Ce matin… la plaie identitaire…

Oui, le thème de l’identité a envahi le débat politique. C’est par cette notion fourre-tout et pratique que, notamment, le FN progresse. L’identité de la France (si l’on prend l’acception républicaine traditionnelle) est une identité politique, historique…l’identité choisie d’une somme d’individus solidaires et libres. Le Français d’identité républicaine est fier des trésors de son pays mais il est surtout fier du message universaliste de la révolution. Des droits de l’homme. Ce message, par définition, implique que tous les hommes sont de la même facture et que la Nation n’est que le cadre politique, historique et géographique d’une communauté qui a décidé de s’organiser autour d’une langue, de règles, de valeur comme liberté-égalité-fraternité. Le FN a une toute autre idée de l’identité.
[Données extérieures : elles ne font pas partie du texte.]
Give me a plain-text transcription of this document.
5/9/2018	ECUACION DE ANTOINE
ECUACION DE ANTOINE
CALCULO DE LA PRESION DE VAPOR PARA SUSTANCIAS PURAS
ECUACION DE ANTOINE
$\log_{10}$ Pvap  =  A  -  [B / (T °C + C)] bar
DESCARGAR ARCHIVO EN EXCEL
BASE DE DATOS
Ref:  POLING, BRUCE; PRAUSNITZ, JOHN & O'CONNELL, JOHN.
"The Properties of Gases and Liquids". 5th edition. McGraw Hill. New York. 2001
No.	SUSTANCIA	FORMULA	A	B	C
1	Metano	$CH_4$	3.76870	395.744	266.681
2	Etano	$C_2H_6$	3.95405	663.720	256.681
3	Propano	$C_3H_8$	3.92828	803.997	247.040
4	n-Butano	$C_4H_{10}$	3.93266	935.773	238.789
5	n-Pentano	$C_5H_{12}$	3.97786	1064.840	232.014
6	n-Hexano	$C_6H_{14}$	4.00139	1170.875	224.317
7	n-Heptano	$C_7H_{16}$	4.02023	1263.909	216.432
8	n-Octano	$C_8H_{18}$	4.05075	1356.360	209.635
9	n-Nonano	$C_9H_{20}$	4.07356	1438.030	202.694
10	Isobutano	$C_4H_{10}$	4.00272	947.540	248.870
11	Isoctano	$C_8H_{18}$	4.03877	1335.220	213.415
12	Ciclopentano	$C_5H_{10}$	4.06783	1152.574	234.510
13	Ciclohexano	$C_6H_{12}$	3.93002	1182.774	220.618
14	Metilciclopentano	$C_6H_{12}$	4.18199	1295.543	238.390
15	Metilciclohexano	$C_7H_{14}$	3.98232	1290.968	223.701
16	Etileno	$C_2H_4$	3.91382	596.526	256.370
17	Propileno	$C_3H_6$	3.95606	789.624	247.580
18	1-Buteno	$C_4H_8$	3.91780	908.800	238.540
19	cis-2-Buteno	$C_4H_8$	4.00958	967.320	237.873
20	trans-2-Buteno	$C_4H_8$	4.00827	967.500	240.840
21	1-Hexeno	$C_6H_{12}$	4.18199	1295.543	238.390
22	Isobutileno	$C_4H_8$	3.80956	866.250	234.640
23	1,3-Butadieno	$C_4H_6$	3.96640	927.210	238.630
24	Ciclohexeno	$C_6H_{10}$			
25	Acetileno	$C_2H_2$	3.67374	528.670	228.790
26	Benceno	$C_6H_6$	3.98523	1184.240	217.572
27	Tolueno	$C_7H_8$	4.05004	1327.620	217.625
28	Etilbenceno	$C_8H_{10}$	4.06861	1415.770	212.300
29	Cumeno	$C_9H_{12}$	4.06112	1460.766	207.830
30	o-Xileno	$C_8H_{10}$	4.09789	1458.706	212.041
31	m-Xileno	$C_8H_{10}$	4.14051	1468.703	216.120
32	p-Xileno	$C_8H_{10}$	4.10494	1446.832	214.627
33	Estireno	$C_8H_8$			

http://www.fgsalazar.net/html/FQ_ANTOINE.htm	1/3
En mettant explicitement sa « catholicité » comme élément constituant non pas de son identité propre mais de son identité française, Marion Maréchal Le Pen décongèle la droite antirépublicaine d’avant-guerre : Liberté-égalité-fraternité d’abord pour les Français de souche, catholiques et blancs… en quelque sorte. Le phénomène FN (principalement version Marion Le Pen) est un retour de la droite vichyste. Ses crimes collaborationnistes l’avaient disqualifié, pensait-on, pour toujours. Mais visiblement, nous arrivons au bout de l’ombre portée de la Libération. JY Legalou, animateur de plusieurs cercles identitaires, dit de Marion Maréchal LePen (dont il est proche) qu’elle est soucieuse de son « identité culturelle, civilisationnelle » et surtout : « anthropologique ». Face aux angoisses que crée la mondialisation, face à la fin des identités sociales et politiques, dissoutes dans le consumérisme et le chômage, le FN sudiste propose ainsi une lecture anthropologique, racialiste et religieuse de la société.

La vision républicaine reste quand même très largement majoritaire et forte en France.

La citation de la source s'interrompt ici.